Paper 14085-57
Scalable AI-driven inspection for inline nuisance filtering and whole wafer pattern classification
Abstract
Yield optimization is a driving factor for competitiveness in semiconductor manufacturing, where even subtle inspection inefficiencies can impact profitability. Conventional ADC workflows rely on extensive manual image review. This creates bottlenecks, produces inconsistent results, and inflates defect counts due to optical artifacts. This paper introduces a unified ADC Total Solution developed by Onto Innovation that integrates three complementary modules: In-line ADC+, Post Micro ADC, and Post Whole Wafer ADC (Macro ADC). Unlike approaches that aim to replace human review, this solution strategically applies AI at specific inspection bottlenecks to enhance rule-based detection. The In-line ADC+ module applies a lightweight binary (0/1) segmentation model for real-time nuisance filtering during AOI, while Macro ADC performs wafer-level pattern recognition for process-level insights. Together with Micro ADC, these components create a fully automated, end-to-end inspection and classification ecosystem. Deployed across High-Volume Manufacturing (HVM) environments, the solution demonstrated significant reduction of nuisance defects (up to 95%), achieved 100% wafer-level pattern classification accuracy, and minimized operator dependence.
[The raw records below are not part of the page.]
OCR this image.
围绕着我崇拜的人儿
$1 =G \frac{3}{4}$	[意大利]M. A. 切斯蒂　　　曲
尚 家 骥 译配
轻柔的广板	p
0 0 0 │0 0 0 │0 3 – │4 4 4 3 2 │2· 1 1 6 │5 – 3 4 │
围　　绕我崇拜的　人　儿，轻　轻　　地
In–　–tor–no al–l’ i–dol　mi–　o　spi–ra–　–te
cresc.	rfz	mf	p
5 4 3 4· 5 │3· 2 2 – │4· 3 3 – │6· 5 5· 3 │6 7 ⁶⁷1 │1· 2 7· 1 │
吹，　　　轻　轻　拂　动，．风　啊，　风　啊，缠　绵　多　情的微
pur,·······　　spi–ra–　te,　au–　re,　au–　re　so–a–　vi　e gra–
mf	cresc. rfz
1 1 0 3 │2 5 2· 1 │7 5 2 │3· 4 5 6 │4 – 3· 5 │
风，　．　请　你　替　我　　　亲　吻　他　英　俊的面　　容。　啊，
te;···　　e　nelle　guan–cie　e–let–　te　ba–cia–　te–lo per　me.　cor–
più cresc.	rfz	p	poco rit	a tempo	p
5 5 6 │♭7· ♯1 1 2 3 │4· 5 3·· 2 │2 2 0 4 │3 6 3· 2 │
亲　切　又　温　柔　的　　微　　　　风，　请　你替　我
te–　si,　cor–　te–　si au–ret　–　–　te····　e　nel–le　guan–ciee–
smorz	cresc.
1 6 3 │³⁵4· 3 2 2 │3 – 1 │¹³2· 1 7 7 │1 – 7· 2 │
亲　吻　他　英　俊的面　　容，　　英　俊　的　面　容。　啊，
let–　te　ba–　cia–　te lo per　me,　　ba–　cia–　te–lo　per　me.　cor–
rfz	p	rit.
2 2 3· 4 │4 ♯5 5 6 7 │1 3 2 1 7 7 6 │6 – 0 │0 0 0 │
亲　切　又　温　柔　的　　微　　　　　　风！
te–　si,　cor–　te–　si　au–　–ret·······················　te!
This integration delivers greater consistency, throughput, and scalability while preserving the precision of rule-based inspection.
Presenter
HuaChiang Chi
Onto Innovation (Taiwan)
Bryce is a AI Engineer at ONTO Innovation, focusing on machine learning, computer vision, and advanced analytics for semiconductor inspection systems. He works on integrating AI-driven defect detection and review automation into production workflows at leading foundries. His experience spans model development, deployment on high-volume manufacturing tools, and data engineering for large-scale wafer analysis. He is passionate about bridging innovation and practical application in the fab environment, accelerating yield improvement and enabling next-generation manufacturing intelligence.